Lit. "poem-painting."
1 A painting which illustrates the setting described in a Japanese poem, uta 歌 or waka 和歌. Developed during the Heian period, along with the illustrations of novels and stories monogatari-e 物語絵 or of diaries *nikki-e 日記絵, the uta-e is usually a small painting in a series, mounted in a booklet or handscroll, painted in the *yamato-e やまと絵 style. Uta-e originally did not refer to large-scale screen painting. The poem is commonly written above or beside the painting on the same sheet of paper. Occasionally it is written on a separate sheet of paper placed next to the painting.

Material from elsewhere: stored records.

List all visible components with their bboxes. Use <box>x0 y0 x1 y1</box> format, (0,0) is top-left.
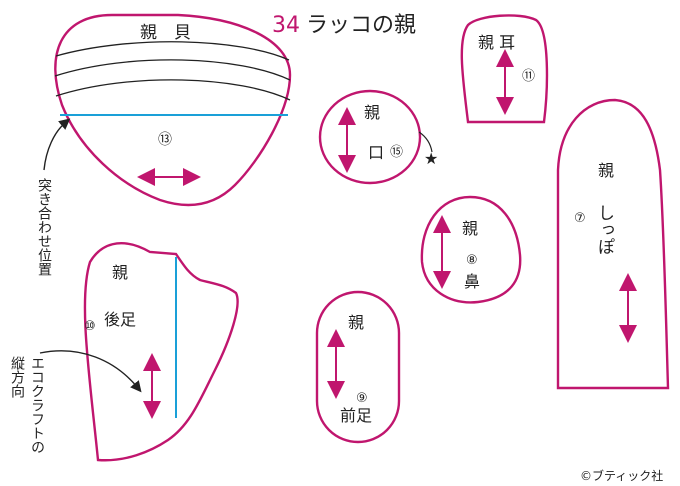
mouth-label-top: 親 <box>364 103 380 122</box>
shell-stripe <box>55 41 290 61</box>
tail-label: しっぽ <box>594 204 614 255</box>
piece-foreleg: 親 ⑨ 前足 <box>315 290 401 444</box>
shell-number: ⑬ <box>158 132 172 148</box>
ear-number: ⑪ <box>522 69 535 84</box>
nose-label: 鼻 <box>464 272 480 291</box>
shell-stripe <box>54 59 291 81</box>
mouth-mark: ★ <box>424 149 438 168</box>
nose-label-top: 親 <box>462 219 478 238</box>
butt-position-text: 突き合わせ位置 <box>36 178 52 276</box>
foreleg-label: 前足 <box>340 406 372 425</box>
mouth-number: ⑮ <box>390 145 403 160</box>
mouth-mark-leader <box>418 131 433 153</box>
piece-ear: 親 耳 ⑪ <box>460 14 549 124</box>
shell-label: 親 貝 <box>140 23 191 43</box>
butt-position-annotation: 突き合わせ位置 <box>36 118 71 276</box>
ear-label: 親 耳 <box>478 33 515 52</box>
nose-outline <box>420 195 522 304</box>
butt-position-pointer <box>43 118 71 171</box>
piece-tail: 親 ⑦ しっぽ <box>556 98 670 390</box>
piece-nose: 親 ⑧ 鼻 <box>420 195 522 304</box>
foreleg-outline <box>315 290 401 444</box>
shell-outline <box>54 13 292 207</box>
grain-direction-line1: エコクラフトの <box>29 356 45 454</box>
piece-shell: 親 貝 ⑬ <box>54 13 292 207</box>
hindleg-label: 後足 <box>104 310 136 329</box>
grain-direction-annotation: エコクラフトの 縦方向 <box>9 350 142 454</box>
copyright: ©ブティック社 <box>580 468 663 483</box>
grain-direction-pointer <box>39 350 142 393</box>
ear-outline <box>460 14 549 124</box>
nose-number: ⑧ <box>466 253 478 268</box>
piece-mouth: 親 口 ⑮ ★ <box>318 89 438 185</box>
tail-label-top: 親 <box>598 161 614 180</box>
foreleg-label-top: 親 <box>348 313 364 332</box>
grain-direction-line2: 縦方向 <box>9 356 25 398</box>
shell-stripe <box>55 79 291 101</box>
mouth-label: 口 <box>368 143 384 162</box>
hindleg-number: ⑩ <box>84 319 96 334</box>
foreleg-number: ⑨ <box>356 391 368 406</box>
hindleg-outline <box>83 242 239 462</box>
tail-outline <box>556 98 670 390</box>
mouth-outline <box>318 89 422 185</box>
hindleg-label-top: 親 <box>112 263 128 282</box>
piece-hindleg: 親 ⑩ 後足 <box>83 242 239 462</box>
tail-number: ⑦ <box>574 211 586 226</box>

2 A painting which alludes to a poem by skillfully incorporating pictorialized kana 仮名 (the Japanese syllabary) and allegorical natural imagery into a scene in order to form a kind of rebus code for the poem which is now often very difficult to decipher. An important type is called ashide uta-e 葦手歌絵 (poem-painting in the reed-handscript; see *ashide 葦手) and hides syllables in the outlines of depictions of reeds, streams, rock, birds, etc. An early example of uta-e of this type is The Illustrated Frontispiece of Chapter Five of a Lotus Sutra, known as the Kunōjikyō 久能寺経 (dated to 1141; Mutō 武藤 collection, Osaka). This painting depicts a line from a poem by Fujiwara no Shunzei 藤原俊成 (1114-1204) which is based on one of his chapters. For example, the triad of wheel, rock, and crane in the foreground suggests three syllables of the word wa-ka-zu わ-か-づ (without distinction): the wheel can be read wa わ (wheel); the rock is shaped like the kana symbol for ka か; and the crane (tsuru つる, 鶴) denotes the syllable tsu つ, homophonic for zu ず. Similarly, a group of three birds (mi-tori みとり) flying in the sky are a clue for another word of the poem: midori みどり, 緑, "green."